Against this backdrop of the sacrifices made by our forebears, I would like to address the theme of the Annual Parish Stewardship Appeal. This year's theme is Put God first - and feel the Love!  

In the parable that Jesus told about the wedding feast which the King had prepared for his Son, the invited guests who had rejected his invitation, were faulted because they had made light of God's love: "I'm too busy with my farm, with my business, with my wife - I cannot attend the wedding."  

Too busy for God? Whenever we make pretexts in our lives for putting others before God, we are like those invited guests. Our sin, like theirs, consists in making light of God's love. In doing so, we cut ourselves off, not just from God, but from our future happiness as well!

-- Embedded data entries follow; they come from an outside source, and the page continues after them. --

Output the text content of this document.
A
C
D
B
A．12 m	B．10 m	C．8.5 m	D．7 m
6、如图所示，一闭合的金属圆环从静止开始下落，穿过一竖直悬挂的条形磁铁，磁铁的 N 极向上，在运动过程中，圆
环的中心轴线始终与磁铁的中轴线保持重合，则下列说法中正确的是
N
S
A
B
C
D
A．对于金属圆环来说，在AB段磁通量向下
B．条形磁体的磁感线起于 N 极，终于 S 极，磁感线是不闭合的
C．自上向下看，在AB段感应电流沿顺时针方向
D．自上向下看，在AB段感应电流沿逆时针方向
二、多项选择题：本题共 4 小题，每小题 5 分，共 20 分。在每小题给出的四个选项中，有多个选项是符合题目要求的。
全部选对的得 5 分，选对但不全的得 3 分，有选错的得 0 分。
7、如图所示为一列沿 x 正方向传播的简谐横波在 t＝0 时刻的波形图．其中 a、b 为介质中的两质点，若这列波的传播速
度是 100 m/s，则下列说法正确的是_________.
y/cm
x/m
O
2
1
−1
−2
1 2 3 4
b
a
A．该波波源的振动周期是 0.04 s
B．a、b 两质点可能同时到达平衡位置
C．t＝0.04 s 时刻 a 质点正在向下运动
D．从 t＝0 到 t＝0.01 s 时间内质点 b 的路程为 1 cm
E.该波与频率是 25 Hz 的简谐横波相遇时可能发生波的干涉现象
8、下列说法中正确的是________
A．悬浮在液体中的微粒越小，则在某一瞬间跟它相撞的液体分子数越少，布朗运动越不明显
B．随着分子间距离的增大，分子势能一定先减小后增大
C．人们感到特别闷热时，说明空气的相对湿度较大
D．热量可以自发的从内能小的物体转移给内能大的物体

Let's now examine how we can respond to the Lord's invitation to become more a part of his kingdom here so that we'll be part of the eternal celebration in heaven. Let's focus our attention on three areas:

  • How important is God in our lives? How much time do we devote each day to watching TV? Or surfing the Net? Or exercising? And how much time do we devote to prayer?   
  • Do we reach out to others? When invited to give a hand at our parish or to some community activity, do we volunteer? Why not?  
  • What are the priorities in our checkbook? Someone once asked how we would make out on the Last Day, if we were judged by the status of our checkbook. An interesting question. After all, we do spend our income on those things/persons that we're committed to, whether it's our spouse, our children, our entertainment, our political party, etc.  

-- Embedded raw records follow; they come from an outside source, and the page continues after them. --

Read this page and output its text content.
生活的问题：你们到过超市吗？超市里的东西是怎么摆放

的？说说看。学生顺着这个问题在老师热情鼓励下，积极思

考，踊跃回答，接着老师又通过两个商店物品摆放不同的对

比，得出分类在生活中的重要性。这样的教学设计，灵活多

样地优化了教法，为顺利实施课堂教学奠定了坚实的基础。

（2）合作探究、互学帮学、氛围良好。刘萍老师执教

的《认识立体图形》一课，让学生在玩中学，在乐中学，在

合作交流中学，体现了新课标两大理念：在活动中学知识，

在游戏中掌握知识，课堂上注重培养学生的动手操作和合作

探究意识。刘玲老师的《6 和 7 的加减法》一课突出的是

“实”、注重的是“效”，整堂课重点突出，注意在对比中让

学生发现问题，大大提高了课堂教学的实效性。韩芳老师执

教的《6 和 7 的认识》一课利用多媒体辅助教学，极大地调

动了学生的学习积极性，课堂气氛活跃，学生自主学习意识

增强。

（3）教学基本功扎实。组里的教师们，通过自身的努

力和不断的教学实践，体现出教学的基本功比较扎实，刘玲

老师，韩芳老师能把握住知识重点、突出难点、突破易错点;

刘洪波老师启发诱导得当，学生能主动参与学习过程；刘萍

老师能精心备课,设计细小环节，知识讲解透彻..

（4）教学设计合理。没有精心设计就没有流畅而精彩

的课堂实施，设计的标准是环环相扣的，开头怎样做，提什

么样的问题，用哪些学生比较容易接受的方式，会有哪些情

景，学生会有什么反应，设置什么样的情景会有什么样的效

Regarding the last point, I would like to challenge all of us once again to give serious thought to tithing - 5% to our parish and 5% to other charities.   If we're still hesitant to take that step, then let's make the attempt to give at least one hour of our weekly income to our parish.  

I want to close with the remarks made at the end of the funeral Mass for Bernard Fussell, who was one of the most promising seminarians of our diocese. Bernard was a second-career seminarian, making him somewhat older than his peers. He died quite suddenly on August 15 th of cardiac arrest.

At his funeral the following week, Msgr. Keith Brennan, the rector of St Vincent de Paul Regional Seminary, gave the following tribute in Bernard's memory:

"Over the last few days, we have laughed and cried as we shared our own individual recollections and personal stories about our relationships and experiences with Bernard: his friendship, his love for family and friends, and his deep love for the priesthood, and most especially for His Lord...

"One of my favorite recollections, though, was told to me by Sister Dolores LaVoy... Sister Dolores shared that one day in conversation with Bernard, she asked what he had done before entering the seminary. Bernard told her that he had worked for a bank. She asked him what he did at the bank.   Bernard then explained that he had been employed by the bank for many years and had worked his way up to the position of assistant vice-president before leaving. He then went on to add that back then, he had it all: a big house, a nice car, and expensive clothes...but he knew that something was missing. Now he had none of that; he lived in a 10' x 10' room, slept in a bed that was too small [Bernard was 6'5"], and had no private bathroom, and yet, he was never happier. What was most important for Bernard was that he had discovered his call to priesthood, and had a deepening relationship with the Lord, and that brought him tremendous joy.

"For those of us who had the fortune to know him as a friend and a brother, Bernard was a living example of the joy of knowing the Lord and living the gospel message. As he taught us in life, so may we also learn from him in death. The most fitting tribute that I believe we can make to the memory of Bernard is to learn from his example: that true joy doesn't come from what we have, but rather what we do - which in Bernard's life can be summed up in one simple word:   Love."

How true! His love for God and for everyone he met! Let us imitate Bernard's sterling example. Put God first - and feel the Love!